I'll admit, I've been guilty of this myself and it has taken a bit of work to develop a healthy glute habit. I started by just trying to flex my alternating left and right glute muscles when each leg moved back. At first, I had trouble keeping up with a 90-cadence pace because I just couldn't seem to flex and release the muscles fast enough to match the pace. Then it turned into a problem of remembering to keep it up, as I continuously fell into old habits. The good news is that it really was just a matter of repetition for me and after literally thousands of steps everything began happen automatically. At that point, the process changed from me intentionally flexing my glute muscles as my leg pulled back to my body actually pulling my leg back via my glutes Do you see the important distinction there?

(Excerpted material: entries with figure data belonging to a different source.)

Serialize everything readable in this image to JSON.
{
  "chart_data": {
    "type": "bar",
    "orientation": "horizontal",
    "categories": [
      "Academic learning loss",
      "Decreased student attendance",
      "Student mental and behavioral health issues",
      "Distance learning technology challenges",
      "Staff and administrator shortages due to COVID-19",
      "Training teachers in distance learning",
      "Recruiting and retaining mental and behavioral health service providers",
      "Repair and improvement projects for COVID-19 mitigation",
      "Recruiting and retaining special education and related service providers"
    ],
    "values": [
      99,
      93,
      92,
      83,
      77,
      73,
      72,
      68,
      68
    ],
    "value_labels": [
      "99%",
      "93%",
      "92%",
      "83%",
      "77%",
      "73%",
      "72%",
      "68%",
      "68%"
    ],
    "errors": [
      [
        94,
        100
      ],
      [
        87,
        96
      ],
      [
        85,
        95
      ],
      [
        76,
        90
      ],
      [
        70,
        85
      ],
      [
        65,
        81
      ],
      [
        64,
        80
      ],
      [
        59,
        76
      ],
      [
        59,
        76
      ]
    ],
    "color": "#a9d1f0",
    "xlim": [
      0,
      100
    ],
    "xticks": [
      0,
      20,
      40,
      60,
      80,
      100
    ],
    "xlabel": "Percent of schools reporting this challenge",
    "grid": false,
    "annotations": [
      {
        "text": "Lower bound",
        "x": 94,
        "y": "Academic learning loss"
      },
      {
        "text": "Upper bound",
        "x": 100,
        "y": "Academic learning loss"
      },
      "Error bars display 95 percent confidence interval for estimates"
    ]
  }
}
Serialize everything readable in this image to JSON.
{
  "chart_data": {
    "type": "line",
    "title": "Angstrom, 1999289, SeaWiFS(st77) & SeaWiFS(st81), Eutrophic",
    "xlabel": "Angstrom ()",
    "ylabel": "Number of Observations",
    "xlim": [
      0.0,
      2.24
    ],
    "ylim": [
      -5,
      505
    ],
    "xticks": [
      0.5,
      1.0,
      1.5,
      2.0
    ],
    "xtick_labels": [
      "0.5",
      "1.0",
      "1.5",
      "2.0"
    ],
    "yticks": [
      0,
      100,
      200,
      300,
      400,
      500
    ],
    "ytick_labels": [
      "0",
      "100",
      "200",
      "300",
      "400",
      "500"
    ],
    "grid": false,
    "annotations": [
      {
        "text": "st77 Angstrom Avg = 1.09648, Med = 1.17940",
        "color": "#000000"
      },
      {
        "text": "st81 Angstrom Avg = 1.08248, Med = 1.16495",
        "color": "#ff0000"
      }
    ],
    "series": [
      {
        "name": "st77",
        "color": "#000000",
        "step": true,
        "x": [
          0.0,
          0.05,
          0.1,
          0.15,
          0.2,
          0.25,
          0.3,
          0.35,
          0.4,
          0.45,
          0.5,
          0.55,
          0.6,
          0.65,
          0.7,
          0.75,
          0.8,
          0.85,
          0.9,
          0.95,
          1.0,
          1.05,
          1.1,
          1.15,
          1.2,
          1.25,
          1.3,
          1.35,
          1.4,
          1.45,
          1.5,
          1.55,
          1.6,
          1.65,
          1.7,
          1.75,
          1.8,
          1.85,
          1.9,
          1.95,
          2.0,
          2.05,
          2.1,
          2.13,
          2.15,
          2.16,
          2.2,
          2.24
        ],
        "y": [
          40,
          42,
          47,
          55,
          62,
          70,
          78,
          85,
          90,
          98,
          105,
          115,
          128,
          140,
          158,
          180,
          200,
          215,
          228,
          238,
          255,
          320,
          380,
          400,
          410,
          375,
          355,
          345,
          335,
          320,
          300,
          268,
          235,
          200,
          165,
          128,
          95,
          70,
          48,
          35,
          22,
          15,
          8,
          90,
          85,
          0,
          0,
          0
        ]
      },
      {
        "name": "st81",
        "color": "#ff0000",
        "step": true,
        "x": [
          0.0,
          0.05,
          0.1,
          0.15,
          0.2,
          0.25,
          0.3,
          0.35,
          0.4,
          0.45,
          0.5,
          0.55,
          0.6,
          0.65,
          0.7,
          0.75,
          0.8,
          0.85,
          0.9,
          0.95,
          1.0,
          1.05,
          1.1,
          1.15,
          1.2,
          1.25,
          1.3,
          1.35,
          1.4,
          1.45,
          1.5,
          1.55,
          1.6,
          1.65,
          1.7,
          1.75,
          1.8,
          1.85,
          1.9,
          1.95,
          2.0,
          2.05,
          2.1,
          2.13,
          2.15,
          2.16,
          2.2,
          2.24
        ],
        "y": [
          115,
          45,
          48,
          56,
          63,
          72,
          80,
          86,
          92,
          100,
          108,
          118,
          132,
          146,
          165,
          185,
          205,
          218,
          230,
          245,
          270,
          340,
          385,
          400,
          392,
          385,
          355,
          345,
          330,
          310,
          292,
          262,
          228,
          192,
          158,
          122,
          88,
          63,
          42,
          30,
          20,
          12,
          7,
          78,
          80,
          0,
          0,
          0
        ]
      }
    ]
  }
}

Do you think you may need to fire your glutes more on your runs? If you're having trouble building speed, are prone to injury or are new to running and want to develop a healthy form then I strongly recommend it. I think the best way to work on the mental part for yourself is to simply follow my example and work on flexing your butt muscle alternately as you run. Just do it, and do it a lot. If your experience is anything like mine then you'll know you're doing it right by the sore butt that will begin following your runs, at least until your body adapts to the new habit and strengthened muscles.

Of course, developing strong glute muscles as part of a strength training routine will also help tremendously. This will help you develop an extra edge of strength and also teach your body what it feels like to fire those muscles properly. Sprinting intervals, running hills and running up stairs are all great practical butt-building drills, but simple home workouts can also do wonders.

There are about a billion different glute-strengthening exercises and videos online (probably due to the fame of Jennifer Lopez and Kim Kardashian), but here is a collection I like. This beginner's Glute 101 video was developed specifically for runners by Natural Running Center, and if these exercises get too easy then you can follow up with the intermediate Glute 202 or advanced Glute 303 videos.

Side Effect Warning: doing these exercises may also result in nice looking booty.